Cassazione, Sezione Terza, 18 gennaio 2016, n. 681
Pregiudizio occorso al viaggiatore ed onere della prova
Pregiudizio occorso al viaggiatore ed onere della prova

Con il contratto di trasporto persone, ai sensi dell’articolo 1678 codice civile, il vettore si obbliga a realizzare, dietro il versamento di un corrispettivo, il trasferimento di persone da un luogo ad un altro; trattasi, nello specifico, di un contratto bilaterale, stipulato tra vettore e viaggiatore e fondato su prestazioni corrispettive di natura, essenzialmente, onerosa.

Dalla natura onerosa del succitato negozio consegue, da un lato, il diritto del vettore a vedersi pagare il corrispettivo e, dall’altro, il diritto del viaggiatore, giusto il rapporto sinallagmatico instauratosi, di essere trasportato nel luogo individuato in condizioni di sicurezza e tranquillità.

Il viaggiatore, pertanto, ha diritto ad un esatta esecuzione della obbligazione, dedotta in contratto, poiché, nella ipotesi di inesatto o ritardo adempimento, trovano applicazione le ordinarie norme in tema di inadempimento contrattuale ex articolo 1218 del codice civile; in tema, ampio risalto va data alla norma di cui all’articolo 1681 del codice civile secondo cui “salva la responsabilità per il ritardo e per l’inadempimento nell’esecuzione del trasporto, il vettore risponde dei sinistri che colpiscono la persona del viaggiatore durante il viaggio e della perdita o dell’avaria delle cose che il viaggiatore porta con sé, se non prova di avere adottato tutte le misure idonee a evitare il danno.
Sono nulle le 
clausole che limitano la responsabilità del vettore per i sinistri che colpiscono il viaggiatore.
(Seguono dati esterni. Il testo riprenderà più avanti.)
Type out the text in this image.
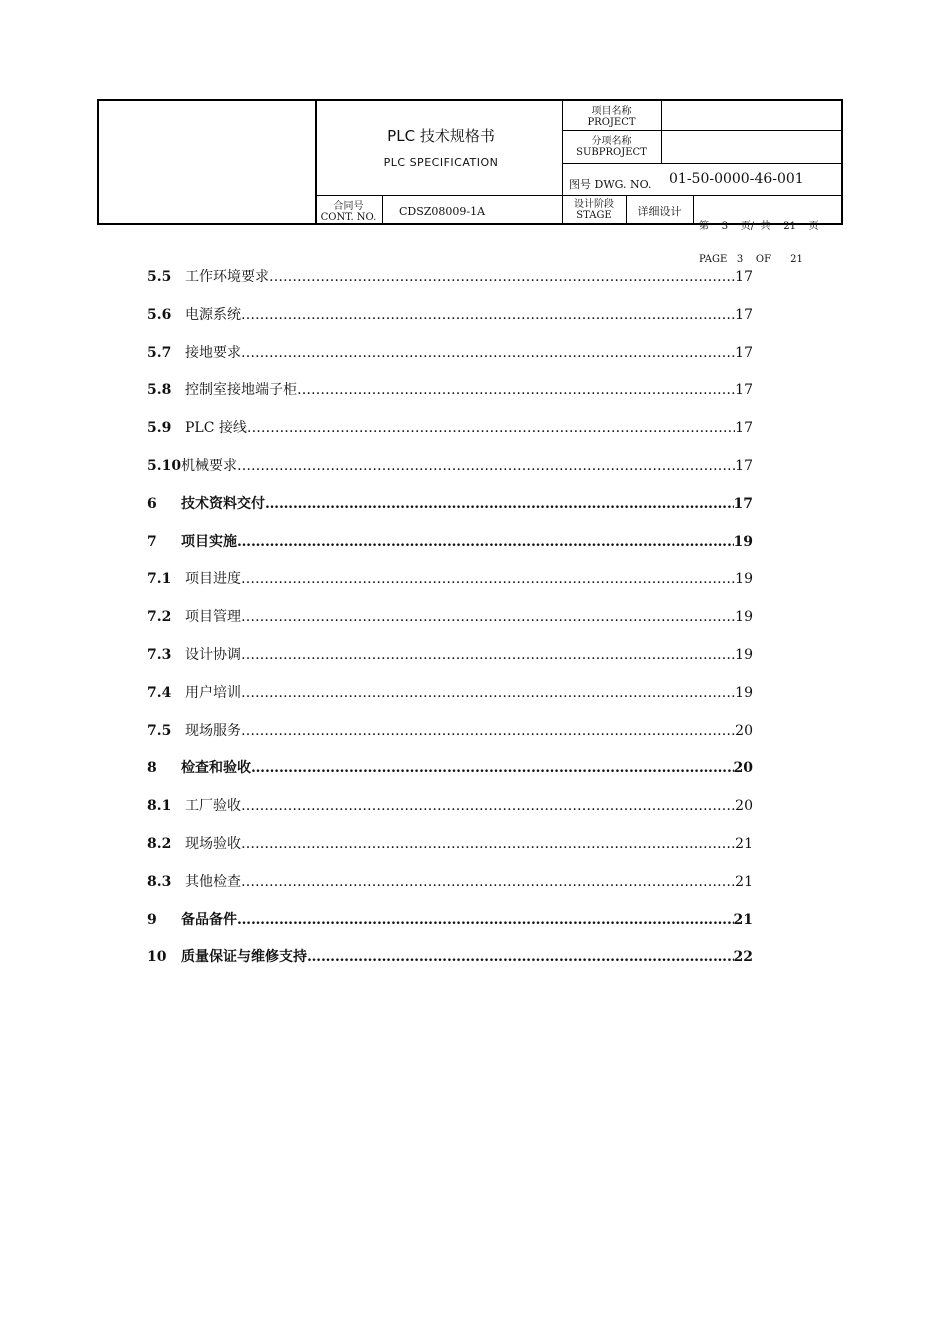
PLC 技术规格书
PLC SPECIFICATION
项目名称
PROJECT
分项名称
SUBPROJECT
图号 DWG. NO. 01-50-0000-46-001
合同号
CONT. NO.	CDSZ08009-1A
设计阶段
STAGE	详细设计

第    3    页/  共    21    页

PAGE   3    OF      21

5.5 工作环境要求 ……………………………………………………………………………………………………………………………………	17
5.6 电源系统 ……………………………………………………………………………………………………………………………………	17
5.7 接地要求 ……………………………………………………………………………………………………………………………………	17
5.8 控制室接地端子柜 ……………………………………………………………………………………………………………………………………	17
5.9 PLC 接线 ……………………………………………………………………………………………………………………………………	17
5.10 机械要求 ……………………………………………………………………………………………………………………………………	17
6	技术资料交付 ……………………………………………………………………………………………………………………………………	17
7	项目实施 ……………………………………………………………………………………………………………………………………	19
7.1 项目进度 ……………………………………………………………………………………………………………………………………	19
7.2 项目管理 ……………………………………………………………………………………………………………………………………	19
7.3 设计协调 ……………………………………………………………………………………………………………………………………	19
7.4 用户培训 ……………………………………………………………………………………………………………………………………	19
7.5 现场服务 ……………………………………………………………………………………………………………………………………	20
8	检查和验收 ……………………………………………………………………………………………………………………………………	20
8.1 工厂验收 ……………………………………………………………………………………………………………………………………	20
8.2 现场验收 ……………………………………………………………………………………………………………………………………	21
8.3 其他检查 ……………………………………………………………………………………………………………………………………	21
9	备品备件 ……………………………………………………………………………………………………………………………………	21
10	质量保证与维修支持 ……………………………………………………………………………………………………………………………………	22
Le norme di questo articolo si osservano anche nei contratti di trasporto gratuito.

Nella ipotesi di sinistri riguardanti la persona del viaggiatore, tale responsabilità, ribadiamo (fondamentalmente) di natura negoziale, sorge nei casi in cui il vettore non faccia arrivare incolume il viaggiatore a destinazione; a tal proposito, la dottrina ha evidenziato che l’enunciazione dell’art. 1681 c.c. prevede una formulazione più rigorosa di quella prevista dal citato articolo 1218 del codice civile, richiedendosi al vettore la prova liberatoria afferente l’attuazione di tutte le misure idonee in concreto ad evitare il danno.
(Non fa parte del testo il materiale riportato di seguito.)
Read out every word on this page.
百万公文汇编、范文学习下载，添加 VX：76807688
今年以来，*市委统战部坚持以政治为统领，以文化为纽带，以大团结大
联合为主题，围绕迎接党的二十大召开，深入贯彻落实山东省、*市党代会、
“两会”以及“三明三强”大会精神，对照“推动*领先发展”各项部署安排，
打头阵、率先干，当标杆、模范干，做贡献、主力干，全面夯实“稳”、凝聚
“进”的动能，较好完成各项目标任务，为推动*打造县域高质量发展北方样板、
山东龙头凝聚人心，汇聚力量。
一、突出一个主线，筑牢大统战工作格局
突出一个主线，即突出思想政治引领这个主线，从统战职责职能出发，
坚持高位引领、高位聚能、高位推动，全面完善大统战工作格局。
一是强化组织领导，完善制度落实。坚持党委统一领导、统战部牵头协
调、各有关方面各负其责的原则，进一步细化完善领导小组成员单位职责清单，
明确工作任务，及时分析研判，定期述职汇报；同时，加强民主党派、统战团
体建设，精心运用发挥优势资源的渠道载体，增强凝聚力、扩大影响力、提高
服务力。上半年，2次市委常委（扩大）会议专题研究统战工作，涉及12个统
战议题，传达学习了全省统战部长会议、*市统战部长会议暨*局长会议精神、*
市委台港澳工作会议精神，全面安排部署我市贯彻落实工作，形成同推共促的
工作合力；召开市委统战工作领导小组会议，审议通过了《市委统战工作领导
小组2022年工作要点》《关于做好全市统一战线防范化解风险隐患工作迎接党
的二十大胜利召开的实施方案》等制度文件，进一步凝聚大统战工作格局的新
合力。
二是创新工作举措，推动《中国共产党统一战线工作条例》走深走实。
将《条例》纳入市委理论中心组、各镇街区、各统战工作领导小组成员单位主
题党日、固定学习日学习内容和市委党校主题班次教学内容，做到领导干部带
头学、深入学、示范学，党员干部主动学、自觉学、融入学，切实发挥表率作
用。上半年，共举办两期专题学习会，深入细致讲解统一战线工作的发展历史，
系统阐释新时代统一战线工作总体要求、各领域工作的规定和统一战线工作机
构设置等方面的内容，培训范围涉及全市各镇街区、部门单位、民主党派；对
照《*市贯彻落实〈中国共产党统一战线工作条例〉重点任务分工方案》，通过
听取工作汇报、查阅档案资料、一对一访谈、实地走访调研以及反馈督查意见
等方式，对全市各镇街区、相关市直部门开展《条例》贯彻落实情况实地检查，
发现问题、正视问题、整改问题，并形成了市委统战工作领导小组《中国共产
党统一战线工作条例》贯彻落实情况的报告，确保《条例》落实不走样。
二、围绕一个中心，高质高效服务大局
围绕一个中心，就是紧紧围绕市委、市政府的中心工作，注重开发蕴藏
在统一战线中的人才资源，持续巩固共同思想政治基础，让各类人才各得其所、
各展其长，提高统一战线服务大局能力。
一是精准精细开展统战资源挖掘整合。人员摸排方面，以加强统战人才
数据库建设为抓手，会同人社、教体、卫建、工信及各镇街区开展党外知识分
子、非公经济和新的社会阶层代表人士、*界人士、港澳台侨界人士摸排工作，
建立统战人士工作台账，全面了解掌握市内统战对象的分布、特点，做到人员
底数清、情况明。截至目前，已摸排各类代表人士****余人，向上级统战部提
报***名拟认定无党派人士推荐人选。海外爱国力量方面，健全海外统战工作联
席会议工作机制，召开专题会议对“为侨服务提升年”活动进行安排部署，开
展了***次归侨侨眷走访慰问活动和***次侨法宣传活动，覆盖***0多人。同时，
In caso di sinistri, a rafforzamento della tutela giuridica del passeggero, si ammette il concorso dell’azione contrattuale ex articolo 1681 del codice civile con quella extracontrattuale ex articoli 2043 e 2054 del codice civile; al riguardo, la dottrina prevalente (su tutti GRIGOLI e MIRABELLI) non esclude la giustiziabilità dell’evento dannoso della sfera giuridica del creditore mediante l’esperimento, nello stesso frangente, dell’azione contrattuale e di quella fondata sulla lex aquilia, con evidenti ricadute in tema di prescrizione (non un anno bensì due), sul riparto dell’onus probandi (che in quella ex articolo 2043 del codice civile incombe sul danneggiato) e del quantum a titolo di danni (posto che, a seguito dell’operatività dell’area della responsabilità extracontrattuale, possono essere pretesi dall’attore anche i danni non prevedibili, nel caso di colpa del vettore, al momento del sinistro stante la mancata applicazione dell’articolo 1225 del codice civile il quale dispone che: “se l’inadempimento o il ritardo non dipende da dolo del debitore, il risarcimento è limitato al danno che poteva prevedersi nel tempo in cui è sorta l’obbligazione”).
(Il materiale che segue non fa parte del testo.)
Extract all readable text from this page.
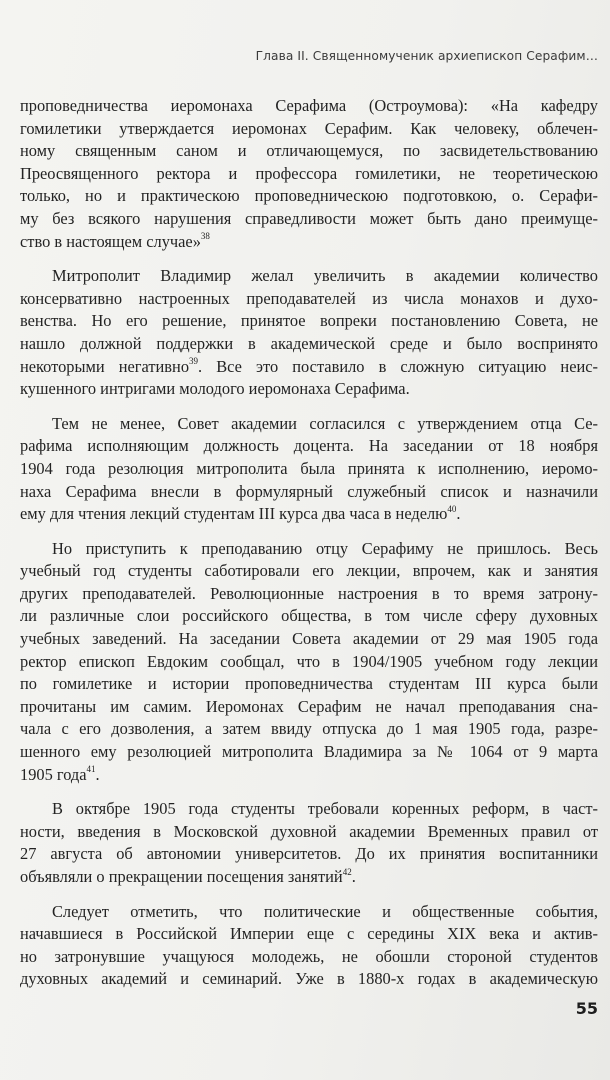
Глава II. Священномученик архиепископ Серафим…
проповедничества иеромонаха Серафима (Остроумова): «На кафедру
гомилетики утверждается иеромонах Серафим. Как человеку, облечен-
ному священным саном и отличающемуся, по засвидетельствованию
Преосвященного ректора и профессора гомилетики, не теоретическою
только, но и практическою проповедническою подготовкою, о. Серафи-
му без всякого нарушения справедливости может быть дано преимуще-
ство в настоящем случае»$^{38}$
Митрополит Владимир желал увеличить в академии количество
консервативно настроенных преподавателей из числа монахов и духо-
венства. Но его решение, принятое вопреки постановлению Совета, не
нашло должной поддержки в академической среде и было воспринято
некоторыми негативно$^{39}$. Все это поставило в сложную ситуацию неис-
кушенного интригами молодого иеромонаха Серафима.
Тем не менее, Совет академии согласился с утверждением отца Се-
рафима исполняющим должность доцента. На заседании от 18 ноября
1904 года резолюция митрополита была принята к исполнению, иеромо-
наха Серафима внесли в формулярный служебный список и назначили
ему для чтения лекций студентам III курса два часа в неделю$^{40}$.
Но приступить к преподаванию отцу Серафиму не пришлось. Весь
учебный год студенты саботировали его лекции, впрочем, как и занятия
других преподавателей. Революционные настроения в то время затрону-
ли различные слои российского общества, в том числе сферу духовных
учебных заведений. На заседании Совета академии от 29 мая 1905 года
ректор епископ Евдоким сообщал, что в 1904/1905 учебном году лекции
по гомилетике и истории проповедничества студентам III курса были
прочитаны им самим. Иеромонах Серафим не начал преподавания сна-
чала с его дозволения, а затем ввиду отпуска до 1 мая 1905 года, разре-
шенного ему резолюцией митрополита Владимира за № 1064 от 9 марта
1905 года$^{41}$.
В октябре 1905 года студенты требовали коренных реформ, в част-
ности, введения в Московской духовной академии Временных правил от
27 августа об автономии университетов. До их принятия воспитанники
объявляли о прекращении посещения занятий$^{42}$.
Следует отметить, что политические и общественные события,
начавшиеся в Российской Империи еще с середины XIX века и актив-
но затронувшие учащуюся молодежь, не обошли стороной студентов
духовных академий и семинарий. Уже в 1880-х годах в академическую
55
Tanto evidenziato, una recente pronuncia della Sezione III della Corte di Cassazione, n. 681 delibata il 18 gennaio 2016, proferendosi su un ricorso presentato da un Comune avverso una sentenza resa in sede di appello che l’aveva condannato al risarcimento del danno, nella qualità di ente titolare del servizio di trasporto pubblico, sul presupposto della lesione dell’integrità e dell’incolumità fisica sofferta da un passeggero di un autobus all’atto della discesa dal mezzo, ha minuziosamente individuato e definito l’onere probatorio in capo a vettore e viaggiatore al fine di far valere le rispettive difese e pretese.

In particolare, i Giudici del Palazzaccio hanno statuito che “nel contratto di trasporto di persone regolato dal codice civile, il viaggiatore, che abbia subito danni “a causa” del trasporto (quando cioè il sinistro è posto in diretta, e non occasionale, derivazione causale rispetto all’attività di trasporto), ha l’onere di provare il nesso eziologico esistente tra l’evento dannoso ed il trasporto medesimo (dovendo considerarsi verificatisi “durante il viaggio” anche i sinistri occorsi durante le operazioni preparatorie o accessorie, in genere, del trasporto e durante le fermate; e comprese la salita e la discesa: Cass., ord. 30 aprile 2011, n. 9593), essendo egli tenuto ad indicare la causa specifica di verificazione dell’evento, mentre incombe, invece, sul vettore, al fine di liberarsi della presunzione di responsabilità a suo carico gravante ai sensi dell’articolo 1681 del codice civile, l’onere di provare che l’evento dannoso costituisce fatto imprevedibile e non evitabile con la normale diligenza”.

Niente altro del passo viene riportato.